Zanele Hlatshawayo runs to fight depression and save lives
While she runs, she feels free, she feels safe — she is loved, says Zanele Hlatshwayo.
“I literally feel God take my hand when I’m running and He is with me until I cross the finish line,” says the ultra-marathon runner and campaigner for people who suffer from mental illness — especially depression.
She took on the challenge to run 18 races between January and July this year, in a campaign called #Rise18 in partnership with the South African Depression and Anxiety Group (SADAG).
Hlatshawayo has two more big races coming up – the Comrades Marathon on June 10, which is 90 km and the Washie 100 race of 161 km, which is held in the Eastern Cape over July 27-28.
“As daunting as it is, I know God is with me. My motto this year has been For God has not given us the spirit of fear but of power, love and a sound mind.”
For Hlatshawayo the fight against depression hits home. She was deeply depressed after the loss of her father, a man who she calls her hero, who committed suicide
Finding a cause
Depression is a silent killer – in South Africa 23 people commit suicide daily — mostly men with teen suicide on the rise. It is statistics such as these that inspire Hlatshawayo to take the next step and make a difference.
“There are a lot of misconceptions about depression and suicide. The aim is to drive some form of change and for people to realise that suffering from mental illness is not a sign of weakness. We need to love and support those people who may suffer from it. It may be just the only thing that could save their lives, literally.”
Her saving grace
For Hlatshawayo the goal of the project is not only to raise money for the cause — she wants to share her struggle with others to create awareness on how to overcome it.
After her father’s suicide Hlatshawayo cried almost daily but eventually she got tired of crying. It was then that she knew she needed to do something to overcome this.

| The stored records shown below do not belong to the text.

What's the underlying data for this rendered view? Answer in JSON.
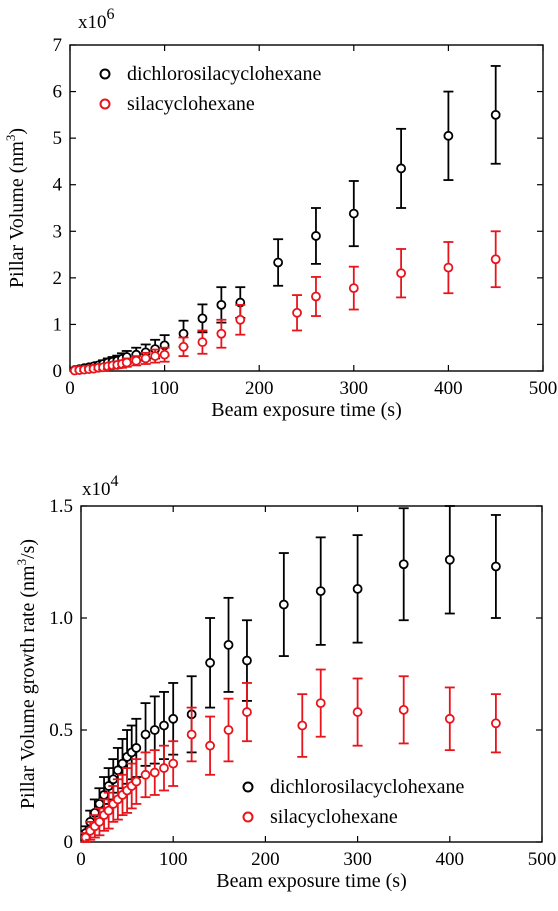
{
  "chart_data": [
    {
      "type": "scatter",
      "title": "",
      "xlabel": "Beam exposure time (s)",
      "ylabel": "Pillar Volume (nm³)",
      "ylabel_main": "Pillar Volume (nm",
      "ylabel_sup": "3",
      "ylabel_end": ")",
      "multiplier_base": "x10",
      "multiplier_exp": "6",
      "xlim": [
        0,
        500
      ],
      "ylim": [
        0,
        7
      ],
      "xticks": [
        0,
        100,
        200,
        300,
        400,
        500
      ],
      "yticks": [
        0,
        1,
        2,
        3,
        4,
        5,
        6,
        7
      ],
      "legend_position": "top-left",
      "grid": false,
      "series": [
        {
          "name": "dichlorosilacyclohexane",
          "color": "#000000",
          "x": [
            5,
            10,
            15,
            20,
            25,
            30,
            35,
            40,
            45,
            50,
            55,
            60,
            70,
            80,
            90,
            100,
            120,
            140,
            160,
            180,
            220,
            260,
            300,
            350,
            400,
            450
          ],
          "y": [
            0.02,
            0.04,
            0.06,
            0.08,
            0.1,
            0.12,
            0.15,
            0.18,
            0.2,
            0.22,
            0.26,
            0.3,
            0.35,
            0.4,
            0.47,
            0.55,
            0.8,
            1.13,
            1.42,
            1.47,
            2.33,
            2.9,
            3.38,
            4.35,
            5.05,
            5.5
          ],
          "err": [
            0.02,
            0.03,
            0.04,
            0.05,
            0.06,
            0.07,
            0.08,
            0.09,
            0.1,
            0.11,
            0.12,
            0.13,
            0.15,
            0.17,
            0.2,
            0.22,
            0.28,
            0.3,
            0.38,
            0.33,
            0.5,
            0.6,
            0.7,
            0.85,
            0.95,
            1.05
          ]
        },
        {
          "name": "silacyclohexane",
          "color": "#e8141c",
          "x": [
            5,
            10,
            15,
            20,
            25,
            30,
            35,
            40,
            45,
            50,
            55,
            60,
            70,
            80,
            90,
            100,
            120,
            140,
            160,
            180,
            240,
            260,
            300,
            350,
            400,
            450
          ],
          "y": [
            0.01,
            0.02,
            0.03,
            0.04,
            0.05,
            0.07,
            0.08,
            0.1,
            0.12,
            0.13,
            0.15,
            0.18,
            0.22,
            0.27,
            0.32,
            0.35,
            0.52,
            0.62,
            0.8,
            1.1,
            1.25,
            1.6,
            1.78,
            2.1,
            2.22,
            2.4
          ],
          "err": [
            0.01,
            0.02,
            0.03,
            0.03,
            0.04,
            0.04,
            0.05,
            0.06,
            0.07,
            0.07,
            0.08,
            0.09,
            0.1,
            0.12,
            0.14,
            0.15,
            0.2,
            0.25,
            0.3,
            0.32,
            0.38,
            0.42,
            0.46,
            0.52,
            0.55,
            0.6
          ]
        }
      ]
    },
    {
      "type": "scatter",
      "title": "",
      "xlabel": "Beam exposure time (s)",
      "ylabel": "Pillar Volume growth rate (nm³/s)",
      "ylabel_main": "Pillar Volume growth rate (nm",
      "ylabel_sup": "3",
      "ylabel_end": "/s)",
      "multiplier_base": "x10",
      "multiplier_exp": "4",
      "xlim": [
        0,
        500
      ],
      "ylim": [
        0,
        1.5
      ],
      "xticks": [
        0,
        100,
        200,
        300,
        400,
        500
      ],
      "yticks": [
        0,
        0.5,
        1.0,
        1.5
      ],
      "ytick_labels": [
        "0",
        "0.5",
        "1.0",
        "1.5"
      ],
      "legend_position": "bottom-right",
      "grid": false,
      "series": [
        {
          "name": "dichlorosilacyclohexane",
          "color": "#000000",
          "x": [
            5,
            10,
            15,
            20,
            25,
            30,
            35,
            40,
            45,
            50,
            55,
            60,
            70,
            80,
            90,
            100,
            120,
            140,
            160,
            180,
            220,
            260,
            300,
            350,
            400,
            450
          ],
          "y": [
            0.04,
            0.09,
            0.13,
            0.17,
            0.21,
            0.25,
            0.28,
            0.32,
            0.35,
            0.38,
            0.4,
            0.42,
            0.48,
            0.5,
            0.52,
            0.55,
            0.57,
            0.8,
            0.88,
            0.81,
            1.06,
            1.12,
            1.13,
            1.24,
            1.26,
            1.23
          ],
          "err": [
            0.03,
            0.05,
            0.06,
            0.07,
            0.08,
            0.08,
            0.09,
            0.1,
            0.11,
            0.12,
            0.12,
            0.13,
            0.14,
            0.15,
            0.15,
            0.16,
            0.17,
            0.2,
            0.21,
            0.18,
            0.23,
            0.24,
            0.24,
            0.25,
            0.24,
            0.23
          ]
        },
        {
          "name": "silacyclohexane",
          "color": "#e8141c",
          "x": [
            5,
            10,
            15,
            20,
            25,
            30,
            35,
            40,
            45,
            50,
            55,
            60,
            70,
            80,
            90,
            100,
            120,
            140,
            160,
            180,
            240,
            260,
            300,
            350,
            400,
            450
          ],
          "y": [
            0.02,
            0.05,
            0.07,
            0.09,
            0.12,
            0.14,
            0.17,
            0.19,
            0.21,
            0.23,
            0.25,
            0.27,
            0.3,
            0.31,
            0.33,
            0.35,
            0.48,
            0.43,
            0.5,
            0.58,
            0.52,
            0.62,
            0.58,
            0.59,
            0.55,
            0.53
          ],
          "err": [
            0.02,
            0.04,
            0.05,
            0.06,
            0.07,
            0.08,
            0.08,
            0.09,
            0.09,
            0.1,
            0.1,
            0.1,
            0.1,
            0.1,
            0.1,
            0.1,
            0.12,
            0.13,
            0.14,
            0.13,
            0.14,
            0.15,
            0.15,
            0.15,
            0.14,
            0.13
          ]
        }
      ]
    }
  ]
}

“So one day I decided to go for a run. At first I was running away from all the pain, anguish and the bitterness of it all but soon, I started to realise running made the whole ordeal bearable and most importantly made me feel stronger,” she says.
“Running was and is my sacred space where I get to make decisions about my life. There are no interruptions just me and my thoughts.”
The struggle is real
After her father’s death Hlatshwayo struggled with her anger towards God.
“I couldn’t pray and wondered where God was on that fateful day when my father took his life, or even worse, was He there but did nothing?”
During these difficult times her grandmother heard her cry in the evenings, and she comforted her by praying for her, when she couldn’t.”
Hlatshwayo finally started praying for herself again.
“I asked God to help me forgive myself and to forgive my father, and grant me the wisdom to accept what had happened.”
Then God spoke to her. “God wanted me to share my story. He told me it would not be easy but that because of this, lives would be saved. I believe by being obedient to God I have stepped into my purpose.
“Through my pain I have found that my purpose is to save as many lives as possible.”
Through this journey Hlatshwayo came to realise that God is love.
“Even in the midst of darkness God is love and He understands our tears, even when no one else is there. This year I have seen the hand of the Lord work miracles through #Rise18. At the beginning I was scared. How could God trust me while I still suffered and how do I muster the courage?
“But God carried me through it all despite everything. Even after I have suffered injuries because of the running, I know God will see me through. It is a journey I have to complete!”